I can download individual images, but when I run this it stalls. Been running for at least 5 minutes and nothing. I’ve also tried restarting the machine. How do I get it working and is there a way to see its progress? I’m running this on a Paperspace Gradient Pytorch

searches = 'forest','bird'
path = Path('bird_or_not')
from time import sleep

for o in searches:
    dest = (path/o)
    dest.mkdir(exist_ok=True, parents=True)
    download_images(dest, urls=search_images(f'{o} photo'))
    sleep(10)  # Pause between searches to avoid over-loading server
    download_images(dest, urls=search_images(f'{o} sun photo'))
    sleep(10)
    download_images(dest, urls=search_images(f'{o} shade photo'))
    sleep(10)
    resize_images(path/o, max_size=400, dest=path/o)

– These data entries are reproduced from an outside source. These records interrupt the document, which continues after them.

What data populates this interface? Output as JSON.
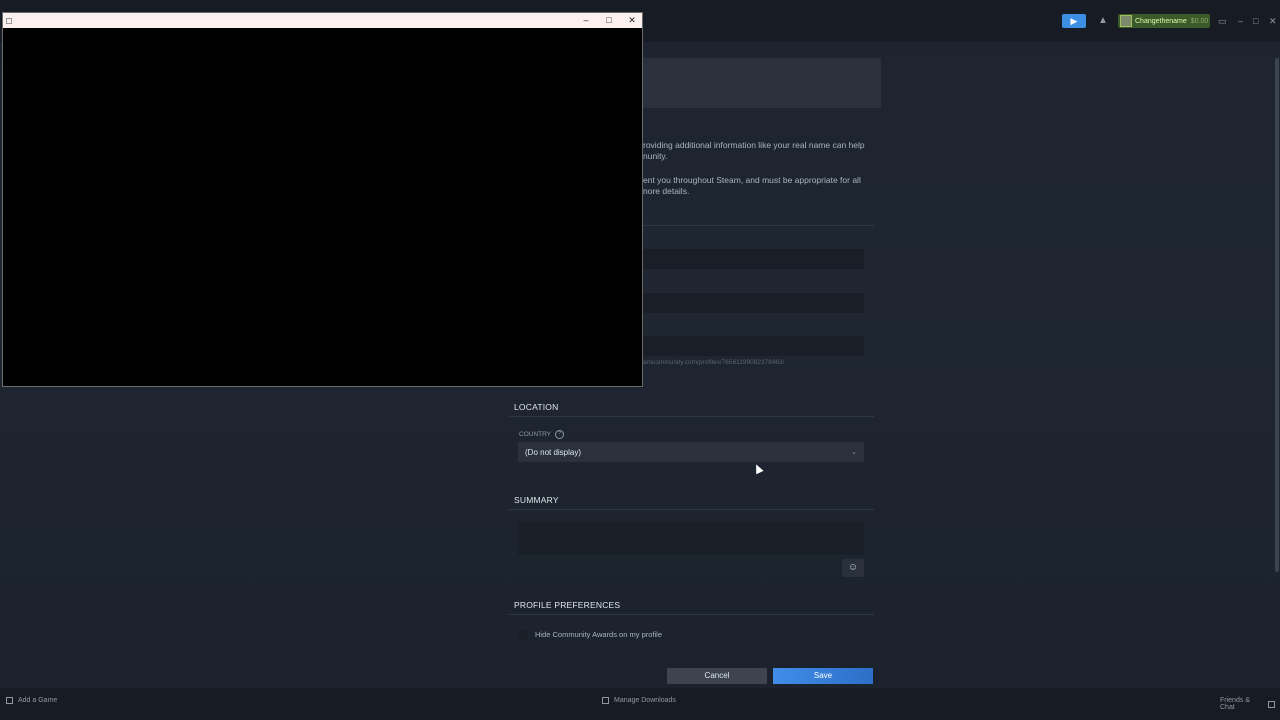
{
  "topbar": {
    "user_name": "Changethename",
    "balance": "$0.00"
  },
  "content": {
    "desc_line1": "roviding additional information like your real name can help",
    "desc_line2": "nunity.",
    "desc_line3": "ent you throughout Steam, and must be appropriate for all",
    "desc_line4": "nore details.",
    "url_hint": "amcommunity.com/profiles/76561199082378463/"
  },
  "location": {
    "title": "LOCATION",
    "country_label": "COUNTRY",
    "country_value": "(Do not display)"
  },
  "summary": {
    "title": "SUMMARY"
  },
  "preferences": {
    "title": "PROFILE PREFERENCES",
    "hide_awards_label": "Hide Community Awards on my profile"
  },
  "buttons": {
    "cancel": "Cancel",
    "save": "Save"
  },
  "bottombar": {
    "add_game": "Add a Game",
    "manage_downloads": "Manage Downloads",
    "friends_chat": "Friends & Chat"
  },
  "colors": {
    "accent_blue": "#3d8fe3",
    "save_blue": "#3f8ee8",
    "background": "#1b2230"
  }
}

UmerAdil · July 28, 2023, 2:25pm

Hey!

Unfortunately, there’s no “easy” way to get progress bars in this case. Normally, you create progress bars at the point where the iteration happens, i.e., in your case, where each url is downloaded. But this happens inside the download_images function.

So, to get progress bars, you would need to change download_images a tiny bit. Luckily, this is not that complicated!

You only need to import fastprogress, and wrap the iterator in download_images inside a progressbar.

Here’s a full working example. If you don’t understand everything, feel free to just use the code. That’s totally fine when starting out!

Edit: Updated link after making notebook public

DanielW · July 28, 2023, 6:38pm

I would create a counter variable and inside the for I would insert a

print(counter)
counter = counter + 1

In this way you know it is still working

blluecricket · July 30, 2023, 3:02pm

It turned out to just be very slow. When I waited about 10 minutes it worked. 5 was too short.

blluecricket · July 30, 2023, 3:03pm

That link gave a 404

UmerAdil · July 31, 2023, 10:14am

Oops, didn’t know Kaggle notebooks were private by default. Fixed now!